The days stretched into weeks, and the weeks into months, until it was spring—spring, with its promise of new beginnings. Deep in the rockbound fastness of the haven, the exiles could not see the usual signs of spring: the flowering trees and the leaping forth of all the new grasses and blossoms of the meadows. But there was a greater flowering in the womb of her who was, perhaps, to be their future queen. Archbishop Anscom himself returned to the haven long enough to celebrate the Mass of Thanksgiving. And with the expectation of the royal birth in the fall, they at last had a timetable toward which to work; they had not dared risk Cinhil in a coup until the royal succession was assured. The next season's snow would bring with it the winter of Imre's reign.

For Cinhil, however, this spring was not a time of rejoicing. Frightened and conscience-stricken at what he had done, he betook himself more and more to his academic studies after that, shunning his young bride's bed and keeping himself apart as much as possible. Though Rhys assured him that he had fathered a son, and had only to wait until October to see the living proof, Cinhil pushed the knowledge out of his mind and raised his defenses even more. They might force him to become a prince, and even a king, but he did not have to like it. Never again did he come as close to letting down his shields as he had in the chapel that day at his last celebrated Mass, or on the afternoon of his wedding when he spoke of his vocation as a priest. He refused even to address the possibility of assuming Deryni-like powers on his own.

One rather curious gain had been made, however.

Though Cinhil still would not speak to Camber or Joram or any of the other men in the compound about other than what was required, he did talk with Evaine sometimes. And, oddly enough, it was not until after her marriage to Rhys on Twelfth Night that the breakthrough began. Joram had blessed the union, with Camber and the entire population of the haven standing proudly by. But though Cinhil had attended, with Megan, and wished the couple well, he had retired to his own quarters soon after the ceremony, oddly pale and quieter than even he was wont to be. He had not felt like celebrating, he told Evaine later.

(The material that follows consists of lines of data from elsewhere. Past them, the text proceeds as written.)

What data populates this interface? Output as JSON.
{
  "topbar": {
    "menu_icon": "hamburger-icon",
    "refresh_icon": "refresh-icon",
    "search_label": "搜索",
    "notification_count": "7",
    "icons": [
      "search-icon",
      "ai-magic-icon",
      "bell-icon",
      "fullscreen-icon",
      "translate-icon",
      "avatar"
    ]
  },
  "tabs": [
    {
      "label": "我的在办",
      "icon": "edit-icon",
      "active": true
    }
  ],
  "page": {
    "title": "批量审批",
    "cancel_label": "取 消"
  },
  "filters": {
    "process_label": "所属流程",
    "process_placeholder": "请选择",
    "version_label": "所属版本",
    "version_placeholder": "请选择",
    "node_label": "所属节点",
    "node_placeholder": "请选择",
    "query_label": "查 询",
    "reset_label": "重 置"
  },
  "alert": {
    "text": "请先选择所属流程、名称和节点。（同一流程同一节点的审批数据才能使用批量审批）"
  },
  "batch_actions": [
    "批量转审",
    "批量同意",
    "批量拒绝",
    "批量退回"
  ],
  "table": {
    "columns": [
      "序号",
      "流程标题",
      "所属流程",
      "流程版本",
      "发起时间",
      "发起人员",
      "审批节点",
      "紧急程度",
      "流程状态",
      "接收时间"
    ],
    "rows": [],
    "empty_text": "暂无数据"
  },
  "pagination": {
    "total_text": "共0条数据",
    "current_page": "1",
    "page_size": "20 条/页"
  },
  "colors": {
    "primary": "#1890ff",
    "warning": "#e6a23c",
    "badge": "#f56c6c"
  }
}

But if Evaine's marriage shook Cinhil almost like his own, at least it placed Evaine in another, safer relationship to him. He was not aware, and she would never have dreamed of telling him and jeopardizing the fragile trust which was building between them, but there had been a potential there—at least on Cinhil's part—for quite a different relationship than he would have approved or been comfortable with. Whatever the potential, however, that facet was closed to him forever when she made her marriage vows to Rhys. What Cinhil did not realize was that the way had been opened for an even
more
intimate association: he had no reference point for the union of minds.

It became their practice to meet each afternoon to talk, occasionally with Rhys or Joram in attendance, but more often just the two of them, sitting comfortably before the fireplace in his outer chamber. He told her of his childhood, of his father and grandfather, and sometimes they even talked about his life in the monastery—a thing he had never discussed with anyone before, and certainly not with a woman.